Nach Einschätzung von Michael Bailey, Analysechef bei Fulton Breakefield Broenniman, hat sich vor allem die Marktstimmung verschoben. Gegenüber Bloomberg sagte er, das Interesse verlagere sich auf Unternehmen wie Micron, bei denen die Erwartungen zuvor sehr niedrig gewesen seien und die nun die Aufmerksamkeit auf sich zögen.
Trotz des Kursrückgangs bleiben viele Analysten für Nvidia optimistisch. Das Unternehmen dürfte in diesem Jahr innerhalb des S&P 500 das viertschnellste Umsatzwachstum erzielen. Dennoch ist die Aktie günstiger bewertet als rund die Hälfte der Unternehmen in diesem Index.
Das macht die Lage bemerkenswert. Nvidia wächst stärker als viele andere Großunternehmen, erhält dafür an der Börse derzeit aber weniger Anerkennung.
Randy Hare, Leiter Aktienanalyse bei Huntington Bank, hält die Aktie deshalb für unterbewertet. Aktien folgten am Ende den Gewinnen, sagte er. Nvidia bleibe aus seiner Sicht ein verlässlicher Wachstumswert.

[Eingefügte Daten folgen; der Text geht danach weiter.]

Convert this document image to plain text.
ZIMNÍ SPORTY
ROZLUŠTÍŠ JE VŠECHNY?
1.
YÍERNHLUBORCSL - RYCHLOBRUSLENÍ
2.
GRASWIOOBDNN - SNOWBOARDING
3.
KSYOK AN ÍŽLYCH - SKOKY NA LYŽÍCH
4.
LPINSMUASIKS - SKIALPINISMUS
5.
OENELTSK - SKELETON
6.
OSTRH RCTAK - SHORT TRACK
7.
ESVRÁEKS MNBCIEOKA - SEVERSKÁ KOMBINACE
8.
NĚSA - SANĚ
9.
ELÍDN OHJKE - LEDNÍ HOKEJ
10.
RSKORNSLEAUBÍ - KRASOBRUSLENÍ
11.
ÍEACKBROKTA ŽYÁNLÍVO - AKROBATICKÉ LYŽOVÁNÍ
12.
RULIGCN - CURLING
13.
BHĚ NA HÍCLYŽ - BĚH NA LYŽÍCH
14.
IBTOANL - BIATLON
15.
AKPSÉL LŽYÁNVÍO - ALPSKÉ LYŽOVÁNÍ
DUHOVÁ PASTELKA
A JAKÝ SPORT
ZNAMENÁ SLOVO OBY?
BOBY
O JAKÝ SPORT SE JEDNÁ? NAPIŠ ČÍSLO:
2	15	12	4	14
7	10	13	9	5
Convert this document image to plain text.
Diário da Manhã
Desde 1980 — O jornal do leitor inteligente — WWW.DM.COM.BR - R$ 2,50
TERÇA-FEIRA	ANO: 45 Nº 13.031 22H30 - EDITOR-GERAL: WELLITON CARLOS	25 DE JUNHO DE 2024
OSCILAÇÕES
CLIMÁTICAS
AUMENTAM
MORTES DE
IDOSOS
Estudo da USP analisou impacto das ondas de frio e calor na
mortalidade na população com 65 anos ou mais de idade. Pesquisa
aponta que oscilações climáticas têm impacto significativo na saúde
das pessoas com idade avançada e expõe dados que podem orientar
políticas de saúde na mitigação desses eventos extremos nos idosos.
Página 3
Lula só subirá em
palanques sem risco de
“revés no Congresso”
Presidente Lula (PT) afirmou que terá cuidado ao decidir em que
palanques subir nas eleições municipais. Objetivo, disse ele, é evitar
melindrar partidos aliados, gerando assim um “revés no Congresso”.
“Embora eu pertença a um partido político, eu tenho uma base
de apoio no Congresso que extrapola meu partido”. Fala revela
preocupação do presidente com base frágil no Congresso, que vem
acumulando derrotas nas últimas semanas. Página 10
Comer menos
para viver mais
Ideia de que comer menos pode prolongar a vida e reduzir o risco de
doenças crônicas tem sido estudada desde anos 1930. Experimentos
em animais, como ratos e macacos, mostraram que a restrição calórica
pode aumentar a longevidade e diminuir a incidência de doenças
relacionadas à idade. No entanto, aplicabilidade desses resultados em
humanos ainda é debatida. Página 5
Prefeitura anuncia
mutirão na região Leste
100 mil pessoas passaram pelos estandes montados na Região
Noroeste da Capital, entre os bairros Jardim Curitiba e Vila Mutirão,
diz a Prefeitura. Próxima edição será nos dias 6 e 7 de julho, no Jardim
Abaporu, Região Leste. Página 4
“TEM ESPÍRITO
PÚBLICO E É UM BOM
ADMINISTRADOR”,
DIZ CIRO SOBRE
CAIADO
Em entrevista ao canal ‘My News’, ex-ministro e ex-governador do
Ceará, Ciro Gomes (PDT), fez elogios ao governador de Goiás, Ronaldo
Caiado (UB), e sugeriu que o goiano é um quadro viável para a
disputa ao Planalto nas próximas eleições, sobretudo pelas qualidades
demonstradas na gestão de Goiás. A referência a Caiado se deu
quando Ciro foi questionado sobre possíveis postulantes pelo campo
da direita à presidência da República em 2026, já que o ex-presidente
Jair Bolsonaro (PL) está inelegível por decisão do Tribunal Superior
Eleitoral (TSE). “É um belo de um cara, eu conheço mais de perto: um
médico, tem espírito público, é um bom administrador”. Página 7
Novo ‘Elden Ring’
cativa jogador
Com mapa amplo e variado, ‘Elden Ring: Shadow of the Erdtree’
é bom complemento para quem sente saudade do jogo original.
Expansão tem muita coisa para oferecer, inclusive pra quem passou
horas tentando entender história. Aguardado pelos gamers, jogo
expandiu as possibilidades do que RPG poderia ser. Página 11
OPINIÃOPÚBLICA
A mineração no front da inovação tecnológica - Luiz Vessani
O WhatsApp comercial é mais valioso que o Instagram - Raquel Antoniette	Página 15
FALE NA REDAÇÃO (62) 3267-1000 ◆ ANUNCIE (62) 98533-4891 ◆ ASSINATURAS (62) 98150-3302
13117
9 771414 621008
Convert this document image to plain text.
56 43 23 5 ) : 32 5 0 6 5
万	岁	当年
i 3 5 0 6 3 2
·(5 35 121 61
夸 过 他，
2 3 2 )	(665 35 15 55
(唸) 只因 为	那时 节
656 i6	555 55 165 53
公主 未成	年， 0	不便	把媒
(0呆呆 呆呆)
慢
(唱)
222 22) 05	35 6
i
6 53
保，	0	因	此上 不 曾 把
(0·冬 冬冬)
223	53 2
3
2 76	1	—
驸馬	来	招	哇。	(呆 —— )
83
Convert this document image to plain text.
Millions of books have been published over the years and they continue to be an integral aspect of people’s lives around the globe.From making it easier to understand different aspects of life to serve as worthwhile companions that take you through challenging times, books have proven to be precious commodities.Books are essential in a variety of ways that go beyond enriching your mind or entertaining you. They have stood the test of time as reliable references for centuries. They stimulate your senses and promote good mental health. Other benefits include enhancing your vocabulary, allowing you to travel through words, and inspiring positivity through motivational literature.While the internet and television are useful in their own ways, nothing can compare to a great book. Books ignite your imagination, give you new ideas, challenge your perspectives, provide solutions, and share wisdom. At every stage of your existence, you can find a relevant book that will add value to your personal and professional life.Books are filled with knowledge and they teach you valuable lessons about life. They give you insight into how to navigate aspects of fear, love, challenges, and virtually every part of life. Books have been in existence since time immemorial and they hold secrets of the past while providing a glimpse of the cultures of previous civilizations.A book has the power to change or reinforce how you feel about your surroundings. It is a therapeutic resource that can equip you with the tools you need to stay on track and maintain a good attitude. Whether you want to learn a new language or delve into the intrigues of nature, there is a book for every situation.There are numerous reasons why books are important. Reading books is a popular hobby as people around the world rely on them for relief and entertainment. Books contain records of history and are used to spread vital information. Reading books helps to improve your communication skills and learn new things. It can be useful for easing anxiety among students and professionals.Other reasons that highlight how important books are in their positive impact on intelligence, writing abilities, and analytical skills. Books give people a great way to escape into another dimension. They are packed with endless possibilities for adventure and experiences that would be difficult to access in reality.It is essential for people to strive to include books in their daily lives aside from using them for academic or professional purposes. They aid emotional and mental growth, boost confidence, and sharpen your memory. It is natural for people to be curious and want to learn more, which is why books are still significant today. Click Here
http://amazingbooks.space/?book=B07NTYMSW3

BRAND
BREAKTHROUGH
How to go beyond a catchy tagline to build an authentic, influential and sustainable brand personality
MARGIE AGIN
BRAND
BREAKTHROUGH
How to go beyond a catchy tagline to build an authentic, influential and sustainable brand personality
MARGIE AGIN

Auch die Zahlen für die kommenden Jahre bleiben stark. Für das Geschäftsjahr 2027, das am 31. Januar endet, rechnen Analysten mit 393 Milliarden Dollar Umsatz und 228 Milliarden Dollar Gewinn. Das würde erneut ein enormes Wachstum bedeuten.
Von den 82 Analysten, die Bloomberg erfasst, raten nur drei zum Halten. Ein Analyst empfiehlt den Verkauf der Aktie. Das durchschnittliche Kursziel liegt bei 302 Dollar. Vom aktuellen Niveau aus entspräche das einem Kursanstieg von mehr als 50 Prozent.
Die große Frage ist nun, ob Nvidia nach diesem Bewertungsrückgang erneut die Wende schafft. Bailey verweist darauf, dass die Aktie schon früher Phasen schnellen Bewertungsdrucks erlebt habe, auf die rasche Erholungen folgten.
Es sei eine schwierige Phase gewesen, doch solche Bewegungen habe es schon früher gegeben, sagte Bailey. Die Optimisten müssten nun vorerst Geduld mitbringen.